FAKFAK,PinFunPapua.com – Nama Piter Letsoin bukanlah sosok asing di kancah sepak bola Kabupaten Fakfak. Lebih dari empat dekade, ia telah mendedikasikan hidupnya untuk dunia sepak bola, mulai dari pemain, pelatih, manajer, wasit, hingga pengelola kompetisi. Dengan pengalaman panjang tersebut, Piter Letsoin kini resmi maju sebagai Calon Ketua Umum PSSI Kabupaten Fakfak, Sabtu (31/1/2026).
Pengabdian Piter Letsoin di dunia sepak bola dimulai sejak tahun 1983 ketika bergabung bersama Klub AGFO 83 (Deptan).
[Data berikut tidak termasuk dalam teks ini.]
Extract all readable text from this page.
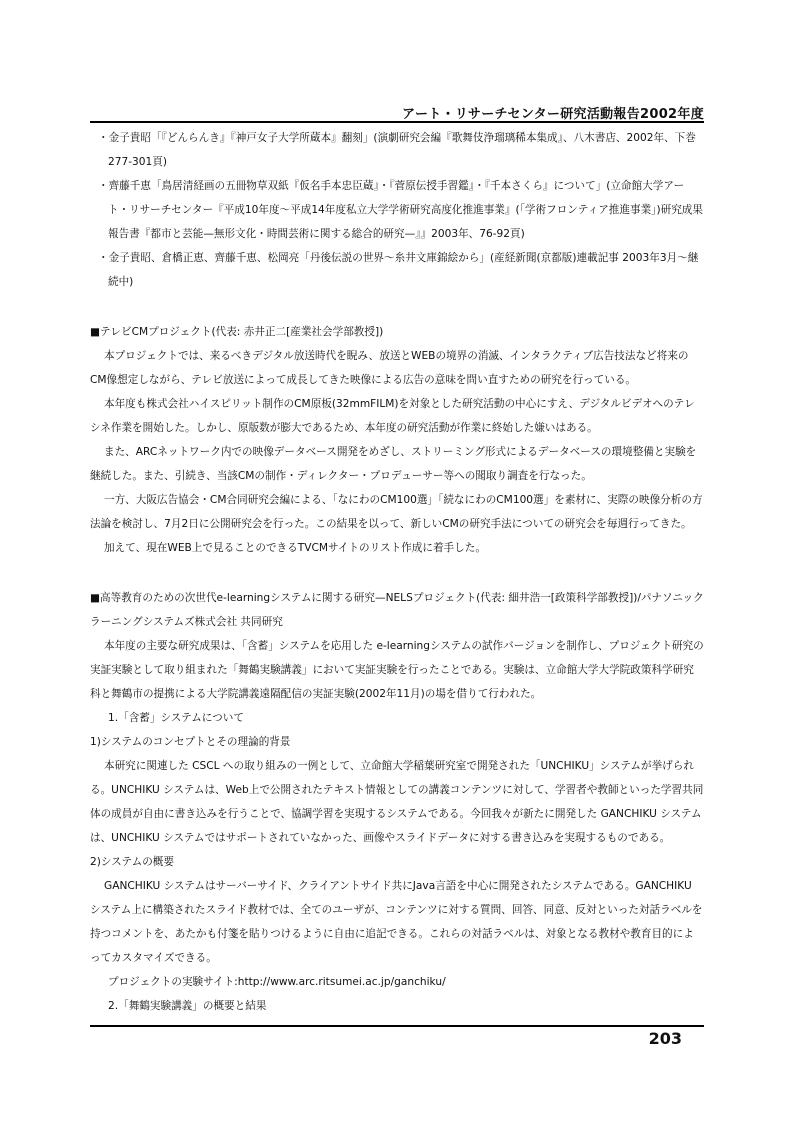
アート・リサーチセンター研究活動報告2002年度

・金子貴昭「『どんらんき』『神戸女子大学所蔵本』翻刻」(演劇研究会編『歌舞伎浄瑠璃稀本集成』、八木書店、2002年、下巻277-301頁)

・齊藤千恵「鳥居清経画の五冊物草双紙『仮名手本忠臣蔵』・『菅原伝授手習鑑』・『千本さくら』について」(立命館大学アート・リサーチセンター『平成10年度〜平成14年度私立大学学術研究高度化推進事業』(「学術フロンティア推進事業」)研究成果報告書『都市と芸能—無形文化・時間芸術に関する総合的研究—』』2003年、76-92頁)

・金子貴昭、倉橋正恵、齊藤千恵、松岡亮「丹後伝説の世界〜糸井文庫錦絵から」(産経新聞(京都版)連載記事 2003年3月〜継続中)

■テレビCMプロジェクト(代表: 赤井正二[産業社会学部教授])

本プロジェクトでは、来るべきデジタル放送時代を睨み、放送とWEBの境界の消滅、インタラクティブ広告技法など将来のCM像想定しながら、テレビ放送によって成長してきた映像による広告の意味を問い直すための研究を行っている。

本年度も株式会社ハイスピリット制作のCM原板(32mmFILM)を対象とした研究活動の中心にすえ、デジタルビデオへのテレシネ作業を開始した。しかし、原版数が膨大であるため、本年度の研究活動が作業に終始した嫌いはある。

また、ARCネットワーク内での映像データベース開発をめざし、ストリーミング形式によるデータベースの環境整備と実験を継続した。また、引続き、当該CMの制作・ディレクター・プロデューサー等への聞取り調査を行なった。

一方、大阪広告協会・CM合同研究会編による、「なにわのCM100選」「続なにわのCM100選」を素材に、実際の映像分析の方法論を検討し、7月2日に公開研究会を行った。この結果を以って、新しいCMの研究手法についての研究会を毎週行ってきた。

加えて、現在WEB上で見ることのできるTVCMサイトのリスト作成に着手した。

■高等教育のための次世代e-learningシステムに関する研究—NELSプロジェクト(代表: 細井浩一[政策科学部教授])/パナソニックラーニングシステムズ株式会社 共同研究

本年度の主要な研究成果は、「含蓄」システムを応用した e-learningシステムの試作バージョンを制作し、プロジェクト研究の実証実験として取り組まれた「舞鶴実験講義」において実証実験を行ったことである。実験は、立命館大学大学院政策科学研究科と舞鶴市の提携による大学院講義遠隔配信の実証実験(2002年11月)の場を借りて行われた。

1.「含蓄」システムについて

1)システムのコンセプトとその理論的背景

本研究に関連した CSCL への取り組みの一例として、立命館大学稲葉研究室で開発された「UNCHIKU」システムが挙げられる。UNCHIKU システムは、Web上で公開されたテキスト情報としての講義コンテンツに対して、学習者や教師といった学習共同体の成員が自由に書き込みを行うことで、協調学習を実現するシステムである。今回我々が新たに開発した GANCHIKU システムは、UNCHIKU システムではサポートされていなかった、画像やスライドデータに対する書き込みを実現するものである。

2)システムの概要

GANCHIKU システムはサーバーサイド、クライアントサイド共にJava言語を中心に開発されたシステムである。GANCHIKU システム上に構築されたスライド教材では、全てのユーザが、コンテンツに対する質問、回答、同意、反対といった対話ラベルを持つコメントを、あたかも付箋を貼りつけるように自由に追記できる。これらの対話ラベルは、対象となる教材や教育目的によってカスタマイズできる。

プロジェクトの実験サイト:http://www.arc.ritsumei.ac.jp/ganchiku/

2.「舞鶴実験講義」の概要と結果

203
Kariernya kemudian berlanjut dengan memperkuat Persifa Junior pada 1984–1985, Garuda FC SMEA YAPIS Fakfak, serta Diesel FC 86 pada periode 1986–1994. Puncak kiprahnya sebagai pemain terjadi pada tahun 1990 saat membela Persifa Fakfak Divisi II Zona Wilayah Irian Jaya di Jayapura.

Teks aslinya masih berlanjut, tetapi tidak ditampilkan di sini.